"If the data do not prove that indexing wins, well, the data are wrong."
For the most part, the data appear to be true.
In statistics compiled for Money Management Executive by Morningstar, passively managed stock funds-those that do no more than match the component stocks found in an underlying index-achieved a 9.45% annual return over 25 years. That edged the annualized returns of actively managed stock funds (9.42%) and easily beat actively managed mutual funds of all types (7.89%). Passively managed mutual funds of all types came in at 9.08%.
Similarly, passively managed exchange-traded funds achieved the best annual returns over the last 15 years (6.19%) and last 10 years (8.96%).

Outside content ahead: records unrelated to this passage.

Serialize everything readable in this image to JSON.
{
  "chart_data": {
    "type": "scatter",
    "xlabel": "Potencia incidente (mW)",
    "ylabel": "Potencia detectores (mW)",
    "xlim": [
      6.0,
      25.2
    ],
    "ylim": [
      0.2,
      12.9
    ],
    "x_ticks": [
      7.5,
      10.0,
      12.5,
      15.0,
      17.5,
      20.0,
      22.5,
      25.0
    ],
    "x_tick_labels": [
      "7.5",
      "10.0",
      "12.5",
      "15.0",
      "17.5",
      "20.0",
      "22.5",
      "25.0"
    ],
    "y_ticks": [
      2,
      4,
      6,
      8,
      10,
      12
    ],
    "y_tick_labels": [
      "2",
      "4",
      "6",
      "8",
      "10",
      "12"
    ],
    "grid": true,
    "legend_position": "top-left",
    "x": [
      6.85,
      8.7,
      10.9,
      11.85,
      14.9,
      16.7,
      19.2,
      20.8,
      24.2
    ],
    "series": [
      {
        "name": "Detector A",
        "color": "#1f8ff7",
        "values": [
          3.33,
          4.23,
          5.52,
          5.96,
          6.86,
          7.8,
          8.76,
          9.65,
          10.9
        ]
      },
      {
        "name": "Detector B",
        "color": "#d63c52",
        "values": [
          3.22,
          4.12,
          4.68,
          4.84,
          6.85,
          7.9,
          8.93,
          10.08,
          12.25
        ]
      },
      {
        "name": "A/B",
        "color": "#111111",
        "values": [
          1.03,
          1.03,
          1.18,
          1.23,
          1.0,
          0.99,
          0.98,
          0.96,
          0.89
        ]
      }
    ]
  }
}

But, after that, the data can be "wrong." Actively managed stock funds had the best performance over 20 years, edging passive stock funds 8.14% to 8.11%. And actively managed mutual funds of all types have done the best in the last five years, coming in at 1.98% where, for instance, passively managed exchange-traded funds lost 1.17% a year.
Which just goes to show, when it comes to investing, active management versus passive management "is not an either-or" proposition, said Russ Koesterich, chief investment strategist for BlackRock, the world's largest asset manager. "It's both.''
And, as if to prove the point, Vanguard Group, the company that became the largest mutual fund firm in the world from promoting the virtues of index investing, actually agrees.
In a research report posted on Jan. 8 to its website, Vanguard says "most actively managed equity funds will underpform their benchmarks.'' But it argues that there are "concrete ways of increasing the probability of success" with active management.
"On average, actively managed funds will not outperform'' the index against which they gauge their success, said Daniel Wallick, a principal in Vanguard's Investment Strategy Group and a co-author of the report. "But a subset will.''
And, perhaps not surprisingly, that subset includes funds actively run by Vanguard managers.
Many Vanguard investors, he notes, don't even know that the firm has actively managed funds. But Vanguard got its start handling administrative functions for an operator of active funds known as Wellington Management.